Ainsi rédigée, la proposition de loi fait déjà débat car elle apparaît à beaucoup comme restrictive. Même si ce texte est adopté, il ne conviendra pas aux défenseurs des langues minoritaires en hexagone, pas plus qu’aux territoires d’Outre-mer qui attendent, eux-aussi, la reconnaissance de leur langue, de leur identité.
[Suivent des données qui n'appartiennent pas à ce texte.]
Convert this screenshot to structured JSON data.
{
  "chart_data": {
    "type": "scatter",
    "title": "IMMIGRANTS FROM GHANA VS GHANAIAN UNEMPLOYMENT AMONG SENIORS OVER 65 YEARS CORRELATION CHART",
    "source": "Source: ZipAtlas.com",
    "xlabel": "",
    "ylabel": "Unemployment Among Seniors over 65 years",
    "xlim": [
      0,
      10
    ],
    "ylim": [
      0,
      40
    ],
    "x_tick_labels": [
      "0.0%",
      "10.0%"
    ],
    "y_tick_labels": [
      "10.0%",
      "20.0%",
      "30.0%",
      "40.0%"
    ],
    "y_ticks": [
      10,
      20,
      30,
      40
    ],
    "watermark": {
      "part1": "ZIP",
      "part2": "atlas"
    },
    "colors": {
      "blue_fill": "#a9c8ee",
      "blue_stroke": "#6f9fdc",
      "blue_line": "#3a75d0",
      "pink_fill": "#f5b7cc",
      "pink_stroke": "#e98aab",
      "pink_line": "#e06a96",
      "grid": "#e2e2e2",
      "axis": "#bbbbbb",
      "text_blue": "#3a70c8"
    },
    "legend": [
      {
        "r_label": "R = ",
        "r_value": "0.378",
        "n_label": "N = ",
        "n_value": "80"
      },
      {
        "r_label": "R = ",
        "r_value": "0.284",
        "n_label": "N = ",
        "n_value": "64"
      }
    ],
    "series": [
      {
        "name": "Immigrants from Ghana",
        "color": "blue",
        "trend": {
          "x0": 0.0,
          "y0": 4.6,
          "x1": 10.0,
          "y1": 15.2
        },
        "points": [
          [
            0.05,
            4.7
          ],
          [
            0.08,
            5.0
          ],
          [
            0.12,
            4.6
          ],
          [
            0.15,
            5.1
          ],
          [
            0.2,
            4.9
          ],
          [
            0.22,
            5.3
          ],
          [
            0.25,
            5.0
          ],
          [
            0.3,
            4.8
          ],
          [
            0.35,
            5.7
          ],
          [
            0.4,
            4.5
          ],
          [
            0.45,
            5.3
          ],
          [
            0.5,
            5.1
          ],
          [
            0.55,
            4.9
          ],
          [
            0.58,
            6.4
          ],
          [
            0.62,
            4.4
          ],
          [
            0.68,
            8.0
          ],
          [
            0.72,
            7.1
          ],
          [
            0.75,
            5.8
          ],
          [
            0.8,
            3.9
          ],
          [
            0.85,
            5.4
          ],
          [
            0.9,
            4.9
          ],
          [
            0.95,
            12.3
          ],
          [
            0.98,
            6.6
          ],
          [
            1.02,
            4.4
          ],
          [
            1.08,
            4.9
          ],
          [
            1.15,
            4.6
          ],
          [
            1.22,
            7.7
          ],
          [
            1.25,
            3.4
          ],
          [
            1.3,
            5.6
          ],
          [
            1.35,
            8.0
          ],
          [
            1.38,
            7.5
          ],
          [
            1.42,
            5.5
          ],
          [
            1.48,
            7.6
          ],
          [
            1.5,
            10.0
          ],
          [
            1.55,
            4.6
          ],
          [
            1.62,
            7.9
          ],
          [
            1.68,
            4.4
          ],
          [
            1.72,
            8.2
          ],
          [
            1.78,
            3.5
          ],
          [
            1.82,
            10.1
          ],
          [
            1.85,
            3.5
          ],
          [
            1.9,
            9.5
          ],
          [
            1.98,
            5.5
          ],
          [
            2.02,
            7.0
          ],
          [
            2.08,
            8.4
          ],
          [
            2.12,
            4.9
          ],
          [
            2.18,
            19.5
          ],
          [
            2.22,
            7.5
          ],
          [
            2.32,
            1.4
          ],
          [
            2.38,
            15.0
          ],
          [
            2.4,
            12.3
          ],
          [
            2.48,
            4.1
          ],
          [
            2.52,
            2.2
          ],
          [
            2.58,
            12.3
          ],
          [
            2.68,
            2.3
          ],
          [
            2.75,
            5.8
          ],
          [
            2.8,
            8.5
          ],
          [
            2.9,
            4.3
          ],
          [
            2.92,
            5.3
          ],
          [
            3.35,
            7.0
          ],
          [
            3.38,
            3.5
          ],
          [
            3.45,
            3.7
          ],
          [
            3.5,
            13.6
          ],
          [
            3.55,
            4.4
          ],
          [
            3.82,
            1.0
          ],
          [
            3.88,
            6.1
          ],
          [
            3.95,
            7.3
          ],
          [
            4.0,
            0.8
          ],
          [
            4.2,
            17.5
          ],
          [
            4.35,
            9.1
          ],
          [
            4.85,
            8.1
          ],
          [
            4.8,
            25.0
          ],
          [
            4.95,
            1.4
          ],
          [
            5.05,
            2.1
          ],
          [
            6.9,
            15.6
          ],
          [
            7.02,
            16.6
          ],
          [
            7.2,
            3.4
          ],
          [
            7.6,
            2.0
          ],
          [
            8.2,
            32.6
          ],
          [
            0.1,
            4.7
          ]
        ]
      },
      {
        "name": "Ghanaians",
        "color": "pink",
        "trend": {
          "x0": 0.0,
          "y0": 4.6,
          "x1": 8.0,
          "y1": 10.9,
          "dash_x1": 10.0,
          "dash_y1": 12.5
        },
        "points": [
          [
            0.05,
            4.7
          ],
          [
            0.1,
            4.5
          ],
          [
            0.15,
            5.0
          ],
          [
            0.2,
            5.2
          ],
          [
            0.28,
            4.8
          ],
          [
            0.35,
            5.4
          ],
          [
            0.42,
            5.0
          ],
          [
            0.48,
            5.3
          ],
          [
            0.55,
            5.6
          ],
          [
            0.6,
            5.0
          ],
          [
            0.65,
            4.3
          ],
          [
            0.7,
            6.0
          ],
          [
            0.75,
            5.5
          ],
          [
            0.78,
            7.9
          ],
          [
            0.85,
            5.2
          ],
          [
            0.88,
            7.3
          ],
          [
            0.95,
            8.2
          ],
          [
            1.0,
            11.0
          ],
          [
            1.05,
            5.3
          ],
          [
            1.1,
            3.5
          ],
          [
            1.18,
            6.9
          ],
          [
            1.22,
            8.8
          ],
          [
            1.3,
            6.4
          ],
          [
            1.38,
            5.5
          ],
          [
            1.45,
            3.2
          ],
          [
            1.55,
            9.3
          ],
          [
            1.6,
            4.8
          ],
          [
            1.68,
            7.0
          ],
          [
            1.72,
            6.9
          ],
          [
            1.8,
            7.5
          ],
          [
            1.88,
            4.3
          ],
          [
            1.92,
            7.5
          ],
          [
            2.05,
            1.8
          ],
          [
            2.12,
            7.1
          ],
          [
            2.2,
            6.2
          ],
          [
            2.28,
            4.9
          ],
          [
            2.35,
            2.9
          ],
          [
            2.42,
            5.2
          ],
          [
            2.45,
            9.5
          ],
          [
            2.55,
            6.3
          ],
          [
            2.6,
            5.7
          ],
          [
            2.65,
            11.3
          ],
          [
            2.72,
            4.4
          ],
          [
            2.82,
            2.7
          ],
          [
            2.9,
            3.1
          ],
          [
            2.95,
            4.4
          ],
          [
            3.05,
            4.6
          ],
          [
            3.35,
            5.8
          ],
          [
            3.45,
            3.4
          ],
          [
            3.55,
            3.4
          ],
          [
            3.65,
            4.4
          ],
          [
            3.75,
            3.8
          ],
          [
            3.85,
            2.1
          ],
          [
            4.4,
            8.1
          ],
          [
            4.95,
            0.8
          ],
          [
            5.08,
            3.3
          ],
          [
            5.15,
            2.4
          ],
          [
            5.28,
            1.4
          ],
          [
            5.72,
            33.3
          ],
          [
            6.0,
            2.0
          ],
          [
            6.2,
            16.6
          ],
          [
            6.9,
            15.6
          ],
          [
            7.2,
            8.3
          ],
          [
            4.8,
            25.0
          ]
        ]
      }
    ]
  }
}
De Brest à Tahiti, de Corti à Bayonne, tous attendent que le président français s’acquitte de sa promesse de campagne N°56 : « Je ferai ratifier la Charte européenne des langues régionales ou minoritaires ». Sans restriction.

projet de loi n°1618
PROPOSITION DE LOI CONSTITUTIONNELLE

Article unique

Après l’article 53-2 de la Constitution, il est inséré un nouvel article 53-3 ainsi rédigé :

« Art. 53-3. – La République peut ratifier la Charte européenne des langues régionales ou minoritaires adoptée à Strasbourg le 5 novembre 1992, complétée par la déclaration interprétative exposant que : 1. l’emploi du terme de « groupes » de locuteurs dans la partie II de la Charte ne conférant pas de droits collectifs pour les locuteurs des langues régionales ou minoritaires, le Gouvernement de la République interprète la Charte dans un sens compatible avec le Préambule de la Constitution, qui assure l’égalité de tous les citoyens sans distinction d’origine, de race ou de religion, et que : 2. l’article 7-1, paragraphe d, et les articles 9 et 10 de la Charte posent un principe général n’allant pas à l’encontre de l’article 2 de la Constitution selon lequel l’usage du français s’impose aux personnes morales de droit public et aux personnes de droit privé dans l’exercice d’une mission de service public, ainsi qu’aux usagers dans leurs relations avec les administrations et services publics. »

 

19 COMMENTS

  1. JAMAIS un gouvernement français UMP ou PS n’acceptera que la bretonne (ou basque) soit enseignée en première langue à l’école primaire comme au pays de Galles ou en Irlande.
    La France a toujours été méfiante des régions à forte identité culturelle depuis la dernière guerre.
    Par contre les langues étrangère sont utilisées actuellement ILLÉGALEMENT dans les postes, étonnant mais sans appel, sinon ceci serait qualifié de racisme. Adieu France tu es tombée trop bas, BEURK.